Normalization¶

Normalization reduces data redundancy and ensures integrity by organizing tables. 1NF — atomic values, no repeating groups. 2NF — 1NF + no partial dependencies (every non-key column depends on the FULL primary key). 3NF — 2NF + no transitive dependencies (non-key columns depend only on the key). Denormalization intentionally adds redundancy for read performance (common in OLAP/analytics).

Key Concepts¶

Deep Dive: Normal Forms with Examples

Unnormalized: | OrderID | Customer | Items | |---------|----------|-------| | 1 | John | Laptop, Mouse | | 2 | Jane | Keyboard |

1NF — Atomic values, no repeating groups: | OrderID | Customer | Item | |---------|----------|------| | 1 | John | Laptop | | 1 | John | Mouse | | 2 | Jane | Keyboard |

2NF — Remove partial dependencies:

Problem: Customer depends on OrderID, not the full key (OrderID, Item).

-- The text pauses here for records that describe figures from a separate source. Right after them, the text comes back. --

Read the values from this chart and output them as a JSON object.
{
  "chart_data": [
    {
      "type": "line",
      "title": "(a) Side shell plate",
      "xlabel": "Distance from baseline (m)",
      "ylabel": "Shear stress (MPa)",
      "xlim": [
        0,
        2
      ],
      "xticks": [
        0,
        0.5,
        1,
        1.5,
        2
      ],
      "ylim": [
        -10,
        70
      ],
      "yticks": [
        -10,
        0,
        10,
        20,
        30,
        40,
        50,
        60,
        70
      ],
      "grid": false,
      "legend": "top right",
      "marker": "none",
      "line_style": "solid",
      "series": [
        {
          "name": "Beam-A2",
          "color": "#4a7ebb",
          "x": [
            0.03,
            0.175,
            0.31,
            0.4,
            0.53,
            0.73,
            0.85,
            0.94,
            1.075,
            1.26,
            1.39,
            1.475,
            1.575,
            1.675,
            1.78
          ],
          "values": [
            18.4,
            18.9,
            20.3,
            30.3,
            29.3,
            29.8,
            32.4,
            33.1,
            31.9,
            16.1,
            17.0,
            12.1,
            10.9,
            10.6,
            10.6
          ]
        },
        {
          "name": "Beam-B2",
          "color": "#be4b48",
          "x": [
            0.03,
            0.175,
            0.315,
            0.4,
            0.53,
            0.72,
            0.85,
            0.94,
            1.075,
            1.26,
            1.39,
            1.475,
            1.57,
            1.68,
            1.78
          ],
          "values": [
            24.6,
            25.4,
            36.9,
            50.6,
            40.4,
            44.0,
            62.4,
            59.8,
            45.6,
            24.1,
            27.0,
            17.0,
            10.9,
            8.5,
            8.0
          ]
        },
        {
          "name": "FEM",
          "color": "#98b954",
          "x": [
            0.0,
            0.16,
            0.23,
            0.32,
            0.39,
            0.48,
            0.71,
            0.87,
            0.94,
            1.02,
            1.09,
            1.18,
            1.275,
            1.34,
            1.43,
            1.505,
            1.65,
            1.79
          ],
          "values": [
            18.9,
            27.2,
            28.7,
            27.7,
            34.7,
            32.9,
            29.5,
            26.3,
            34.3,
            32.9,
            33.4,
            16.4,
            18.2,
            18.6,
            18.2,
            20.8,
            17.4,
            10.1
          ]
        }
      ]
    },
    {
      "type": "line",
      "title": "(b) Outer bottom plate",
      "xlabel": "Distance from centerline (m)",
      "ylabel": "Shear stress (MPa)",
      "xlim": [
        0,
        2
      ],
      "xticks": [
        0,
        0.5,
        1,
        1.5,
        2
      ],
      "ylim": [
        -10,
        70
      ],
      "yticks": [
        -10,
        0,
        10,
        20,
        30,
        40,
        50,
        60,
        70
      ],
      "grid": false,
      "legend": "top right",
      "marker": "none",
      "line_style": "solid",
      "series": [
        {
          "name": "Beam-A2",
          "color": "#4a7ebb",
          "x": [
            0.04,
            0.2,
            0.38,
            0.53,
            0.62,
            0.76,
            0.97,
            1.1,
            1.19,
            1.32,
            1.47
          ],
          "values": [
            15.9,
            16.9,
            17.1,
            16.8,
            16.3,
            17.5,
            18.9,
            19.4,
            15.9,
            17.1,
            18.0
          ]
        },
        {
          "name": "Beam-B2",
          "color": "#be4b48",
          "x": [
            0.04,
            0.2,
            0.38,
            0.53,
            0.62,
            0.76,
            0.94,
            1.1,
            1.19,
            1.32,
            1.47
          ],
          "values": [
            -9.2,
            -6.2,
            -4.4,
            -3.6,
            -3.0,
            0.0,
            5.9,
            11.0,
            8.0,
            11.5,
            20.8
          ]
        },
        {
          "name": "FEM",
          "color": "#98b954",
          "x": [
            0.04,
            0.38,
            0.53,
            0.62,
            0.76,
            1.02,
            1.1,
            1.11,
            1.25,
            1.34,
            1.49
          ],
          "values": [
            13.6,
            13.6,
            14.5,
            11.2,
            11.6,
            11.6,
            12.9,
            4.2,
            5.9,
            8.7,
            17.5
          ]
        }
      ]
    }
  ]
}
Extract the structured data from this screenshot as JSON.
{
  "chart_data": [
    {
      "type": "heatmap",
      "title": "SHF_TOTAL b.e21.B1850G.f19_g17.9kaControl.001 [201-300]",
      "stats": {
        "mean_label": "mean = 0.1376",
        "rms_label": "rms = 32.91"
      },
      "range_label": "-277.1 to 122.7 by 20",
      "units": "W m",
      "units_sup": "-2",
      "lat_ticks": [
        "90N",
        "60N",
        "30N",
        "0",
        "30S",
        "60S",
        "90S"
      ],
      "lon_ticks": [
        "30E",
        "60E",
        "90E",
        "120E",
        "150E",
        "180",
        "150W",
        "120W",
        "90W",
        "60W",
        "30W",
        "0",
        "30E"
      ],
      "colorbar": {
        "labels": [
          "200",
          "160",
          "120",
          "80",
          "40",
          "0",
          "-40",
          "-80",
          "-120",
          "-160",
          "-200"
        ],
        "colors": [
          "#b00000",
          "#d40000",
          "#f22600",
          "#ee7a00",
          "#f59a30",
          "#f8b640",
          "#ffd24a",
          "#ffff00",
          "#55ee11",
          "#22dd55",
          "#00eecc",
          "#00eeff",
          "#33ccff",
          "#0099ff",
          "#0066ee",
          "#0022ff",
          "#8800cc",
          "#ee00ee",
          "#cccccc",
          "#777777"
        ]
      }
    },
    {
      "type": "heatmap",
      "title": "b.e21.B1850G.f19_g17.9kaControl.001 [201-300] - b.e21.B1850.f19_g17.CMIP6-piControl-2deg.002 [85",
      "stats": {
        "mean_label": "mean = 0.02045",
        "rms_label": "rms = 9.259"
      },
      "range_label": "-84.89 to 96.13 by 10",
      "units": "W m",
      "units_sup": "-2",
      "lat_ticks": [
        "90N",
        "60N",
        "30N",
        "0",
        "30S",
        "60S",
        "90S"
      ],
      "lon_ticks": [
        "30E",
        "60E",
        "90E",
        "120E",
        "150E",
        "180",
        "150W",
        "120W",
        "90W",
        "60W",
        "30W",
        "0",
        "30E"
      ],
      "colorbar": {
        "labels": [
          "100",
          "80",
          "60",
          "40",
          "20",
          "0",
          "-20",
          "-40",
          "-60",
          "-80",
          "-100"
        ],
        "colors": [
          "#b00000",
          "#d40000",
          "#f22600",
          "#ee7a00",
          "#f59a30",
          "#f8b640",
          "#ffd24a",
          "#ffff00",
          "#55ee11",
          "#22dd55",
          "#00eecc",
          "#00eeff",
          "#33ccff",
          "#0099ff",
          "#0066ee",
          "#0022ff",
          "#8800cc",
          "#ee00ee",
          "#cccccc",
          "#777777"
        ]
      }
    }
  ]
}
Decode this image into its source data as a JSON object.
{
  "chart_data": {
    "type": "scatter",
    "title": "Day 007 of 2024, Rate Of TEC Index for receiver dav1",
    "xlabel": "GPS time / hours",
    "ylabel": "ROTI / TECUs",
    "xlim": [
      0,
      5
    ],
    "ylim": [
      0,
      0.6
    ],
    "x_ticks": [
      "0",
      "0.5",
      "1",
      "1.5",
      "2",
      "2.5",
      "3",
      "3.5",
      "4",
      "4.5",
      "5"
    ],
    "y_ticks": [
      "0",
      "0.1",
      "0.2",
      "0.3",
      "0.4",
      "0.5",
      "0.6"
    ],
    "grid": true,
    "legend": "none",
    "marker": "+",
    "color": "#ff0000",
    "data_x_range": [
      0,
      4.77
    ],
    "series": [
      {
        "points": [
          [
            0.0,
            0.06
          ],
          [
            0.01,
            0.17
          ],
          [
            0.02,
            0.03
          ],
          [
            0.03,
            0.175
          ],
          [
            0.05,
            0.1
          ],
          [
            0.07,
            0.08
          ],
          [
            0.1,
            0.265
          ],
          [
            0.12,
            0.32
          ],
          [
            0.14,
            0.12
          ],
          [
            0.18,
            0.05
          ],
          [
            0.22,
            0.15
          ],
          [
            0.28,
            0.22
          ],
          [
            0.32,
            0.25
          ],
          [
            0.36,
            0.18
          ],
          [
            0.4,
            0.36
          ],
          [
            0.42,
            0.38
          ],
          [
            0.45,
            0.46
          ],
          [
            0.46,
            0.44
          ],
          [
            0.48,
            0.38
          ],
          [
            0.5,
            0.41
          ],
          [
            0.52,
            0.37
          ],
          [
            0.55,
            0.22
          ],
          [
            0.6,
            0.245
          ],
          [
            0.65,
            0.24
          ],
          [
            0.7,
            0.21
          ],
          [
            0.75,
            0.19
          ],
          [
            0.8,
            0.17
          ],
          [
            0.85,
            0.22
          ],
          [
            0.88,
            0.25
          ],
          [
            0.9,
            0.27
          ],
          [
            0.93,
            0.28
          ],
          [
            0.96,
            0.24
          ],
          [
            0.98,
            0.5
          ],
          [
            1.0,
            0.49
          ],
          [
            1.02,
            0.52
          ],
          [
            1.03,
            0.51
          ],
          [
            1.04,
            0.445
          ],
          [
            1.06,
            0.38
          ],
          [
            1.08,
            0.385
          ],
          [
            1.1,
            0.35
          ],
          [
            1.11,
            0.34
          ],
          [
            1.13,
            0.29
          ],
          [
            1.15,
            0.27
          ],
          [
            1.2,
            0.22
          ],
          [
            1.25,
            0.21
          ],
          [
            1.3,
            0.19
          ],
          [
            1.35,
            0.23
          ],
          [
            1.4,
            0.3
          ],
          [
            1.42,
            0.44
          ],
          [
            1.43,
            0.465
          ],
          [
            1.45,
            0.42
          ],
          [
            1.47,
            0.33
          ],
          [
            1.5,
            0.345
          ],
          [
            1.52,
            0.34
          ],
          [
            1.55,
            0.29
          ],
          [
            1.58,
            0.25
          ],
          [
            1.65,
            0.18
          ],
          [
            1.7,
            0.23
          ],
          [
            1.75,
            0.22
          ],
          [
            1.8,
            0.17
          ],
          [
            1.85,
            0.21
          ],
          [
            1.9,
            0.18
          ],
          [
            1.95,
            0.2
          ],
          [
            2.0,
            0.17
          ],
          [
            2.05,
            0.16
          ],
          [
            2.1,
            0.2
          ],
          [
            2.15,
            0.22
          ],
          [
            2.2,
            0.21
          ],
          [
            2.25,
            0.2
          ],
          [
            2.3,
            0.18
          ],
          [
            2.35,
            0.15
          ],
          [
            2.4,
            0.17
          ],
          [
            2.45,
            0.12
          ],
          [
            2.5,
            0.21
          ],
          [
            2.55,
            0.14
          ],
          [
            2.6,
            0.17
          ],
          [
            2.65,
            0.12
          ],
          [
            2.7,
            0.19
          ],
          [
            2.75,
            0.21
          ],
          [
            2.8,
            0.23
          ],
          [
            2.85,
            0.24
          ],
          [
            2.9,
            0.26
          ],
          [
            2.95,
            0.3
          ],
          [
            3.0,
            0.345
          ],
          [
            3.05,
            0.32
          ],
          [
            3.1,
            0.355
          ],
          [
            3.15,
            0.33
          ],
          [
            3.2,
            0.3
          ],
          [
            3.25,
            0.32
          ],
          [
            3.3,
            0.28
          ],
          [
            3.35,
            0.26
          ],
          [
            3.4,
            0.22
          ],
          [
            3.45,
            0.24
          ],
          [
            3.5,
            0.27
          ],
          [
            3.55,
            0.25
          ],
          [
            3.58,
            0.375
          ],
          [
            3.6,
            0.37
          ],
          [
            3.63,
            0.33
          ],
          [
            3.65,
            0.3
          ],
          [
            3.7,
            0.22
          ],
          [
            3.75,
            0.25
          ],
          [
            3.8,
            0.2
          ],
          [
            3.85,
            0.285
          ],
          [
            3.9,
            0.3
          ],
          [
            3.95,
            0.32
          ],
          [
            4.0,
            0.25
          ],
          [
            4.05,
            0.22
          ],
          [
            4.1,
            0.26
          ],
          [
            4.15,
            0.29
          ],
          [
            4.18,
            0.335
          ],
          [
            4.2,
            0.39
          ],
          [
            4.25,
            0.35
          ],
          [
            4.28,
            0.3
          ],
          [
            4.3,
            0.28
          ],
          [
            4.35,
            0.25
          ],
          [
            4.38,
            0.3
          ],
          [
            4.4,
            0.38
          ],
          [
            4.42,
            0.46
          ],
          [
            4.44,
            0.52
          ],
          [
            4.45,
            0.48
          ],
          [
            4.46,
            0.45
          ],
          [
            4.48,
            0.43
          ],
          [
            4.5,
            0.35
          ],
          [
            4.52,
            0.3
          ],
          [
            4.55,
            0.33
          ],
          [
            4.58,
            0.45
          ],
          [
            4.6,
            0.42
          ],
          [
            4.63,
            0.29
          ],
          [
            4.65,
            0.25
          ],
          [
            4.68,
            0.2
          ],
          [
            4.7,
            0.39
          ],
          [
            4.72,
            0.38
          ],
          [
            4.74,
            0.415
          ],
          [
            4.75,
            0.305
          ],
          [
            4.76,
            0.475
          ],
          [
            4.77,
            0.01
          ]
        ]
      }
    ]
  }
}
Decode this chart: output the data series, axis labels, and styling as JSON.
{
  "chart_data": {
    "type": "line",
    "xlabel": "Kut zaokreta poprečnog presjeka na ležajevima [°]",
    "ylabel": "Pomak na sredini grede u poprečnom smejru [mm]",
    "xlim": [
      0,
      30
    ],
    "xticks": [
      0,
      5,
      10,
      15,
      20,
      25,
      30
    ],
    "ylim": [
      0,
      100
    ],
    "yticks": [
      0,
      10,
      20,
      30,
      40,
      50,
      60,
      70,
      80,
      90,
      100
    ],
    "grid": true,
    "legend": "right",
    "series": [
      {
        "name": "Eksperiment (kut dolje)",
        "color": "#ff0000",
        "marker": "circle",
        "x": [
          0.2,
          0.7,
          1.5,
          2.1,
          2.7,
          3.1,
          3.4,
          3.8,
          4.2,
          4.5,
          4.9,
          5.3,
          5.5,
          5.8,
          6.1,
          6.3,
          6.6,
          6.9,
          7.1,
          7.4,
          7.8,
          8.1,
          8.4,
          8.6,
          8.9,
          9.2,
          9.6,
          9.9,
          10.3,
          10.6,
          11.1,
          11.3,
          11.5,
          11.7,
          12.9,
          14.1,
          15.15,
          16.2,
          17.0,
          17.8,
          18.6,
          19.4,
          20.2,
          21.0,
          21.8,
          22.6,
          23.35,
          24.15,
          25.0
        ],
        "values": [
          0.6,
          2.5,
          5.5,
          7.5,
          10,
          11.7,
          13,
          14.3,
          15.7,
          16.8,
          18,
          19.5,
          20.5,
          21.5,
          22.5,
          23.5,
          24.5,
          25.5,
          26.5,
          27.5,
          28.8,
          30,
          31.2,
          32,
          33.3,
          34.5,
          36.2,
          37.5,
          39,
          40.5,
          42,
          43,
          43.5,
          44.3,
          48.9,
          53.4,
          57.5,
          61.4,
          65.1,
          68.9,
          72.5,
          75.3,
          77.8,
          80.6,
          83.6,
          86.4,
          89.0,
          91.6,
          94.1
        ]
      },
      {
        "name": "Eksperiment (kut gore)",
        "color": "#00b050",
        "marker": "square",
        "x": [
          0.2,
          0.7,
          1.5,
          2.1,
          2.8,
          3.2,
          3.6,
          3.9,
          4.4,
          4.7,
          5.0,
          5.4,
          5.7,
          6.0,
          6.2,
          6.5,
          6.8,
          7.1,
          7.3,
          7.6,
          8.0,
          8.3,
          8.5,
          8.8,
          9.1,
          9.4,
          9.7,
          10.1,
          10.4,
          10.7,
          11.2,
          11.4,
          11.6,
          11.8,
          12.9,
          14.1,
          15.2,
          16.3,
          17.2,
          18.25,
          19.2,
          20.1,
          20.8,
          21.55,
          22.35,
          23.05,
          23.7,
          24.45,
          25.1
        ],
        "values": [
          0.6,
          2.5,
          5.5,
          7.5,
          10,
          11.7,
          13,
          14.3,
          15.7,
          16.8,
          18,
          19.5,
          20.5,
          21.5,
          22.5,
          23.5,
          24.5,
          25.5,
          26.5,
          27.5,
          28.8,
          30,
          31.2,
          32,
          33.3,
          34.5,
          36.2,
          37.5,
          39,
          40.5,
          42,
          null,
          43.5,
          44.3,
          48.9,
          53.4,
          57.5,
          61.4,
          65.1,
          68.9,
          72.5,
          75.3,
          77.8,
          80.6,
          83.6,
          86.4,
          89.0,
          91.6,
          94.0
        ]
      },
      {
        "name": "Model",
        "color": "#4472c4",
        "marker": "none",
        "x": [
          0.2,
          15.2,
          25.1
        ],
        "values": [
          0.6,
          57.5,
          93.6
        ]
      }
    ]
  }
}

Orders table: | OrderID | Customer | |---------|----------| | 1 | John | | 2 | Jane |

OrderItems table: | OrderID | Item | |---------|------| | 1 | Laptop | | 1 | Mouse | | 2 | Keyboard |

3NF — Remove transitive dependencies:

Problem: If Customer → City (city depends on customer, not order).

Customers table: | CustomerID | Name | City | |------------|------|------| | 1 | John | NYC | | 2 | Jane | LA |

Orders table: | OrderID | CustomerID | |---------|------------| | 1 | 1 | | 2 | 2 |

Deep Dive: When to Denormalize

Denormalization adds redundancy intentionally for performance.

Scenarios: - Read-heavy workloads — avoid expensive JOINs - Analytics/reporting — pre-computed aggregates - Caching layer — materialized views

Example:

-- Normalized (requires JOIN)
SELECT o.id, c.name, c.email
FROM orders o
JOIN customers c ON o.customer_id = c.id;

-- Denormalized (no JOIN, faster read)
SELECT id, customer_name, customer_email
FROM orders_denormalized;

Trade-offs: | | Normalized | Denormalized | |-|-----------|-------------| | Redundancy | Minimal | Intentional | | Write speed | Faster | Slower (update multiple places) | | Read speed | Slower (JOINs) | Faster (no JOINs) | | Consistency | Easier | Harder (sync redundant data) | | Use case | OLTP (transactions) | OLAP (analytics) |

Common Interview Questions

What is normalization? Why is it important?
Explain 1NF, 2NF, and 3NF with examples.
What is denormalization? When would you use it?
What is the difference between OLTP and OLAP?
Can you over-normalize a database?
What is a partial dependency? Transitive dependency?